Angular	Signal	Signal	Signal
position	provided	provided	provided
on rotary	at	at	at	Resultant operation of
board	DCO1	DCO2	DCO3	downstream light string
A	NONE	NONE	NONE	No LEDs lit
B	+		−	DCO1 positively biased
				with respect to DCO3
C		+	−	DCO2 positively biased
				with respect to DCO3
D		−	+	DCO3 positively biased
				with respect to DCO2
E	−		+	DCO3 positively biased
				with respect to DCO1
F	−	−	+	DCO3 positively biased
				with respect to DCO1 and
				DCO2
G	+	+	−	DCO1 and DCO2
				positively biased with
				respect to DCO3
H	F1	F2	COM	Follows input LED light
				string polarity

It should be understood that the ultimate illumination pattern resulting on the four color light string will depend on the construction and arrangement of the four LED light bulbs, their positions on the string etc. For guidance in this regard, the applicant's copending U.S. patent application directed to an All Holidays Lighting System may be consulted as described in U.S. patent application Ser. No. 13/694,754 entitled Apparatus and Method for Controlling LED Light Strings, filed Dec. 31, 2012.

Additional balancing springs 139 and 169 may be provided on input board 130 and output board 160 as desired or required due to the addition of color signal springs. Finally, the four LED light string arrangement may be extended to larger more color divers systems by application of the teachings of this disclosure.

It should be appreciated that by simply changing the rotary board with a differently configured rotary board, different interconnection patterns and resultant biases may be achieved to drive light string illumination and/or provide pass-through functionality from a “leader” string.
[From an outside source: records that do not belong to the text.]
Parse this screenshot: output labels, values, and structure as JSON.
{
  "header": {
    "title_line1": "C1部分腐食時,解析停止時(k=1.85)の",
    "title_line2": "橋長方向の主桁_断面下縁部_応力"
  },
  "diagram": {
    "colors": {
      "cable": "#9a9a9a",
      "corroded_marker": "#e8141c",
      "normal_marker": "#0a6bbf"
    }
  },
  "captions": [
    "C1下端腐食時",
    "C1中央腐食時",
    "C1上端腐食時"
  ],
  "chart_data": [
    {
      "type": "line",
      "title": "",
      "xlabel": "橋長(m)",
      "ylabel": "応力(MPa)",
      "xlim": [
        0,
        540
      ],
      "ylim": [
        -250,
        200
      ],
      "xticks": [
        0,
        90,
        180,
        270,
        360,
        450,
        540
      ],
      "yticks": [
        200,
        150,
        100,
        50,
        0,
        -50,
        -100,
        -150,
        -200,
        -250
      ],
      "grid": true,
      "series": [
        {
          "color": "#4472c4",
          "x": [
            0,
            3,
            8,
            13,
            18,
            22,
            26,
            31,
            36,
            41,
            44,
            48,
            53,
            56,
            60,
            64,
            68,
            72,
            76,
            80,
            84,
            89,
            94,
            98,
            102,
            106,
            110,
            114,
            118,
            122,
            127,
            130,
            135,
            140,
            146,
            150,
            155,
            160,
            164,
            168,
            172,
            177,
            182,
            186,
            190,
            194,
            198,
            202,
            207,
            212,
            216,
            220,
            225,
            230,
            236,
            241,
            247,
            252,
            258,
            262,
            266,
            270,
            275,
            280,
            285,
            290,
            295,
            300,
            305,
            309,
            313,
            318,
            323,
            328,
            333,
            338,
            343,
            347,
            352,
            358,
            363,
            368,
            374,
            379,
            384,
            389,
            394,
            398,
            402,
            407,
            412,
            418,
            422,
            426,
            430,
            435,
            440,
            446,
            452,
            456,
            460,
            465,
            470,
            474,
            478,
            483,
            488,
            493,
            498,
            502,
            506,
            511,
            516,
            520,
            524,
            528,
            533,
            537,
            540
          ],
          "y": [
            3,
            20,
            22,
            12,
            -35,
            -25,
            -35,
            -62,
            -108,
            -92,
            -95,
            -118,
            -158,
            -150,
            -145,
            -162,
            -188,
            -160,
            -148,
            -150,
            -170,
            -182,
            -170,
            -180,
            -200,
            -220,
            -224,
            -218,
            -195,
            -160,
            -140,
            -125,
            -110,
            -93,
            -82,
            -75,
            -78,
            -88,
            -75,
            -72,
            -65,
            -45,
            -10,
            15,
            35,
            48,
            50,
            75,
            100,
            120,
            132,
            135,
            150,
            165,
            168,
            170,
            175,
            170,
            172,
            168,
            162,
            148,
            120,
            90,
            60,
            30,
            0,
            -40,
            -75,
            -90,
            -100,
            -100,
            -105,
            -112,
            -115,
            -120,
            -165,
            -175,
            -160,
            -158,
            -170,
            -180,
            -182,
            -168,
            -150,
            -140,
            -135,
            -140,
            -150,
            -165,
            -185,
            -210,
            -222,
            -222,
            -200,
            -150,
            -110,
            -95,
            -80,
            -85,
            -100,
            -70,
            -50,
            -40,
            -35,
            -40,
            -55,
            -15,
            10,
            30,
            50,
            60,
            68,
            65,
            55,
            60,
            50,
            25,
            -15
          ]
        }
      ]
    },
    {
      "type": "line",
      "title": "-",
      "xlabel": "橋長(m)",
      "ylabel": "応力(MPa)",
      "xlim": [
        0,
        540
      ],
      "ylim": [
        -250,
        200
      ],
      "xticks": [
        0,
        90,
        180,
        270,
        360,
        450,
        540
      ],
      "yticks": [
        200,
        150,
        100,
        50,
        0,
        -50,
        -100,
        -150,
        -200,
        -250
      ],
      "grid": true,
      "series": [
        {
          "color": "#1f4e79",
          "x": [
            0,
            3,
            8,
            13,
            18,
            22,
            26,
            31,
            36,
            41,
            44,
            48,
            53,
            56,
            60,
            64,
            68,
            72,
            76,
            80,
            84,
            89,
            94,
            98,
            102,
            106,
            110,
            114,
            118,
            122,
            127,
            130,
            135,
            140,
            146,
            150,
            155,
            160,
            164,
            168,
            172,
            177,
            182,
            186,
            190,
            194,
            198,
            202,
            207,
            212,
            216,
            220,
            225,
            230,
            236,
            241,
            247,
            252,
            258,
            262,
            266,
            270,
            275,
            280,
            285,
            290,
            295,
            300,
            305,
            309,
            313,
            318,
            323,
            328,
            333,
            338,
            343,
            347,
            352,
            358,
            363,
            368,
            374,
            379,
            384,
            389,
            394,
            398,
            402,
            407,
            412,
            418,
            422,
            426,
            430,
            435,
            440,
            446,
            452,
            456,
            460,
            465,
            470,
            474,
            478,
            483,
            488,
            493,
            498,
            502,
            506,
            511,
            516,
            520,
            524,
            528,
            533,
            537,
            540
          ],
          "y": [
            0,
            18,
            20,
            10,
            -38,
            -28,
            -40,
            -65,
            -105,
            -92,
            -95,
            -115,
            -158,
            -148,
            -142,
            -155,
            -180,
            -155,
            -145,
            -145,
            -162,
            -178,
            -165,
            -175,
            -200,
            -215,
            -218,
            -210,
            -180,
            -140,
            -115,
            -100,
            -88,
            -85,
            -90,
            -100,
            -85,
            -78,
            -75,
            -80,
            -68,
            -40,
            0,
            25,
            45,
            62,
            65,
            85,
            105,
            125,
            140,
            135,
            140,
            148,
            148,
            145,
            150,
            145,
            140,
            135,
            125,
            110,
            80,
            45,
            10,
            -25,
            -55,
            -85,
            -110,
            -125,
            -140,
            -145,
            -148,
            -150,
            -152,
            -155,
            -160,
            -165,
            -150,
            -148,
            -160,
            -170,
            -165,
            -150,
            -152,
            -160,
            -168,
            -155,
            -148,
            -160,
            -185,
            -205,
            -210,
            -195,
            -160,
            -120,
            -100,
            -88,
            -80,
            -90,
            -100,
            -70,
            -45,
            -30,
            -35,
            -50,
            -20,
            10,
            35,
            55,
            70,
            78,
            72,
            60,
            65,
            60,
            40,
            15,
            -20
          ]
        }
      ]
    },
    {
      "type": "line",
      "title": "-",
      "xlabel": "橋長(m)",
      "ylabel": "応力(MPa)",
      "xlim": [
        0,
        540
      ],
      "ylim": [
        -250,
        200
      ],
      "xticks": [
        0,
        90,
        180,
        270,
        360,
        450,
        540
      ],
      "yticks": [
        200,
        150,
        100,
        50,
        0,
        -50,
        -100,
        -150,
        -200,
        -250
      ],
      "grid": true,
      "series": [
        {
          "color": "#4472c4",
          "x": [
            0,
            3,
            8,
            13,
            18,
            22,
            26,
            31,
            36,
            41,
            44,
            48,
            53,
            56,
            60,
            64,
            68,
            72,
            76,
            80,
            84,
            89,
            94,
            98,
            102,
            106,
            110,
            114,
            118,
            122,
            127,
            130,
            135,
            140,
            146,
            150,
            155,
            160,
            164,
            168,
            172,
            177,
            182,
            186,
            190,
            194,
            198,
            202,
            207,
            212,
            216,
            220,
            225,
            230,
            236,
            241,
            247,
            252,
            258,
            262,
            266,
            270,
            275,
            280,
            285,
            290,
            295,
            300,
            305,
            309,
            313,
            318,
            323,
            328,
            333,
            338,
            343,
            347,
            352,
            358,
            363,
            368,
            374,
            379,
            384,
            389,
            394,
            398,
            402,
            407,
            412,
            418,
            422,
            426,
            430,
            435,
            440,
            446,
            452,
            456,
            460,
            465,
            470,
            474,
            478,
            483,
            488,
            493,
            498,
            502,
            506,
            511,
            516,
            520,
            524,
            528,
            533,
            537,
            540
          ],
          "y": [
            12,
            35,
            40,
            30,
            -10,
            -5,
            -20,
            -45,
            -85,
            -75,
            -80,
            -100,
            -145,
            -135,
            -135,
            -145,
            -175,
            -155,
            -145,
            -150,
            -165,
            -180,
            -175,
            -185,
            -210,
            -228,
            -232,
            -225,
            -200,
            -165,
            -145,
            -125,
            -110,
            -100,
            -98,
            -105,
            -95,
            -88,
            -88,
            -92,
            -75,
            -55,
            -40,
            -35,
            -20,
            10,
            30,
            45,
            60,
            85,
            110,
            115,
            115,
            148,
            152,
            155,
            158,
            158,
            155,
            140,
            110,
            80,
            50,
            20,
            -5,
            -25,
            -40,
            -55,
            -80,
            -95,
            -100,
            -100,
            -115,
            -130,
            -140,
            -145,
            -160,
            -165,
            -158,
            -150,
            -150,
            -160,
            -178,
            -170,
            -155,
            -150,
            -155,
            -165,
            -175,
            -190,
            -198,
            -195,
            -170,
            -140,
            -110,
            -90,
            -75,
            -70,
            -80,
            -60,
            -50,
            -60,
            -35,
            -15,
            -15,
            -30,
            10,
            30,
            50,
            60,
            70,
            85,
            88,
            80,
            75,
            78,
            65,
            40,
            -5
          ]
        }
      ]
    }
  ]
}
It is also important to note that the input and output boards and most other parts of the rotary switch are identical in construction with only the number of springs and type of rotary board used being changed to significantly change the functionality of the rotary switch. In fact, a single rotary board can be configured to accommodate a plurality of colored light string systems of differing numbers of LED colors all within one unit.

Although various embodiments, which incorporate the teachings of the present invention have been shown and described in detail herein, those skilled in the art can readily devise many other varied embodiments that still incorporate these teachings.

Claims

1. A rotary switch for controlling a light string, said rotary switch comprising: an input board for receiving power, said input board conditioning said power to provide output DC power at a pair of output power leads;an output board connected to a light string at a pair of color signal leads;a rotary board having a first side and a second side and disposed between said input board and said output board, said first side of said rotary board facing said input board and having a plurality of concentric annular conductive rings, said concentric annular conductive rings making electrical contact with a pair flexible electrical connectors coupled to said input board and said pair of output power leads, said second side of said rotary board facing said output board and having a plurality of custom electrical connection patterns on said bottom side, said rotary board having electrical conductors extending through the rotary board so as to electrically connect said plurality of concentric annular conductive rings to said plurality of custom electrical connection patterns, said plurality of custom electrical connection patterns making electrical contact with a pair flexible electrical connectors coupled to said output board and said pair of color signal leads; andsaid rotary switch providing a variable DC power pattern to said light string according to electrical connections made with said plurality of custom electrical connection patterns.

2. The rotary switch of claim 1 wherein said input board includes an AC-to-DC converter for providing said DC power at said pair of output leads.